This is my new blog to continue my journey with my Dales Ponies. It will also be the story of my building a new life for myself, alone now, except for my friends, horses and dogs, since my partner died in March 2009. We had lived and worked together, mostly twenty four hours a day, for nearly 28 years and I have never lived alone before. It is a tribute to my wonderful friends that I am still here, still sane(ish) and ready to re-invent myself. I love them all more than words can ever say and can never thank them enough for all they have done and are still doing. It is also a tribute to Alexandra Kurland and 'The Click That Teaches' that I know how to save myself now. To new beginnings.......

Saturday, 6 June 2009

Understanding Fear.

There have been two distinct positives of this experience as far as my horses are concerned.

The first is that I am a better, more relaxed rider than I have been for some years, because I'm not so worried about my own safety now. I know that I should be because the farm depends on me alone now, but I'm just not. This isn't as dodgy as it sounds because I'm very worried about my horses safety and very concerned about their confidence and happiness, but I can now relax, go with the flow and react only to what's actually happening beneath me, rather than worrying about what might happen, as I did sometimes before.

I also have more empathy with horses because I have become intimately acquainted with fear. I know what it's like to live with constant, often non specific and irrational, all consuming fear.

It began when I got a phone call in the middle of the night when David nearly died four days before he did die. I knew it was going to be bad as soon as I heard the phone ring and could only manage a small, hoarse voice to answer it with.

After he had died the fear stayed with me and my shame and disappointment because of it knew no bounds. The worst had happened so the fear could only be for myself and became so great that the knot of it in my stomach prevented me from eating almost entirely for the first week and forcing food down stayed very difficult until very recently. That has now become another positive as I have lost 22 pounds and am now thin and really fit for the first time in my life, which cheers me up immensely.

Thanks to the guide on the Merry Widow website I now understand that fear comes with the territory of what I've been through, along with losing my identity and having to find out who I am now.

Horses, who survive by being nervous anyway, must often live with this same sort of intense fear, especially in times of change or in new situations when they have little or no control over what happens to them. I will never again blame a horse for being afraid of something, familiar or unfamiliar, even when it was confident before, because I've been there myself.

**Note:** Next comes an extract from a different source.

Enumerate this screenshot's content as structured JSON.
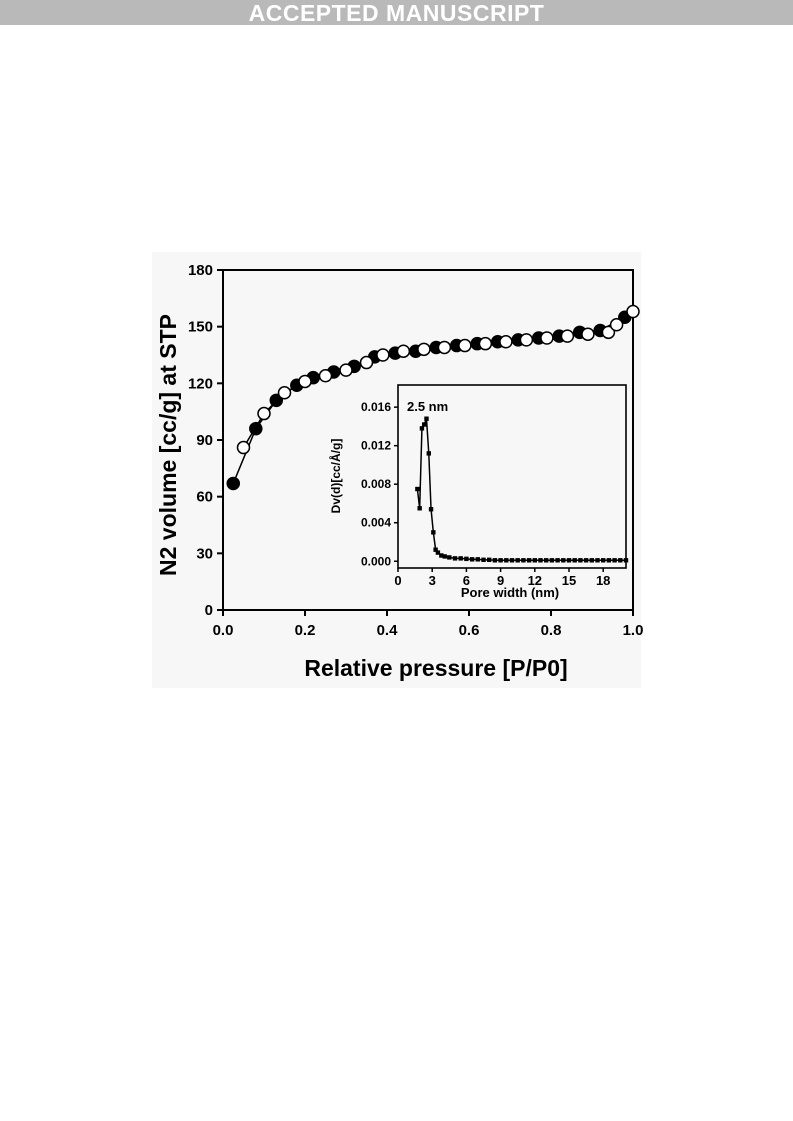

This was a very bad time for me to try and learn to do something completely new and challenging like learning to drive, and after the first lesson I came home almost paralysed with fear and disappointment in myself because of it, but no doubt that was a useful lesson too. If my instructor and my friends had not been sympathetic and encouraging I would not have been able to continue. As it is my confidence has grown in leaps and bounds, along with my self esteem.

I also found with my driving lessons that I remembered and dwelt on every last thing I did wrong and instantly forgot anything I did right. I thought when I was riding Grace the other day that I have done the same many times when riding - remembered each and every time the horse was fearful of something I, in my arrogance, thought unreasonable, and forgot or didn't even notice all the times the horse made an effort to be brave and do his best. I suppose this is almost inevitable if a fearful reaction on the part of the horse leads to a fall - it's hard not to dwell on that when you have the bruises to remind you - but it still seems a very unfair way of thinking to me now and one I hope to avoid in the future. It seems to me that anxious horses could often be trying very, very hard to do the right thing 99% of the time and get little or no credit for it because of the one time they just can't. I hope I can avoid falling into that trap with my horses now.

I said in my other blog that Grace was frightened of high sided vehicles on narrow roads. Well, she is still not completely relaxed with them but since the new me began riding her she can face up to them and stand her ground. This is partly due to my more relaxed attitude to her nervousness and partly due to the fact that I now treat her in the way that someone has treated me whenever I am frightened or upset. I adopt the same attitude of concentrated concern and empathy combined with gentle, affectionate humour and reassurance and it works every time. She knows I'm there for her, thoughtful of her feelings and helping her through without thinking about myself at all, and it's all she needs to comfort and reassure her.

It gives her the confidence and strength to be brave. It worked for me too!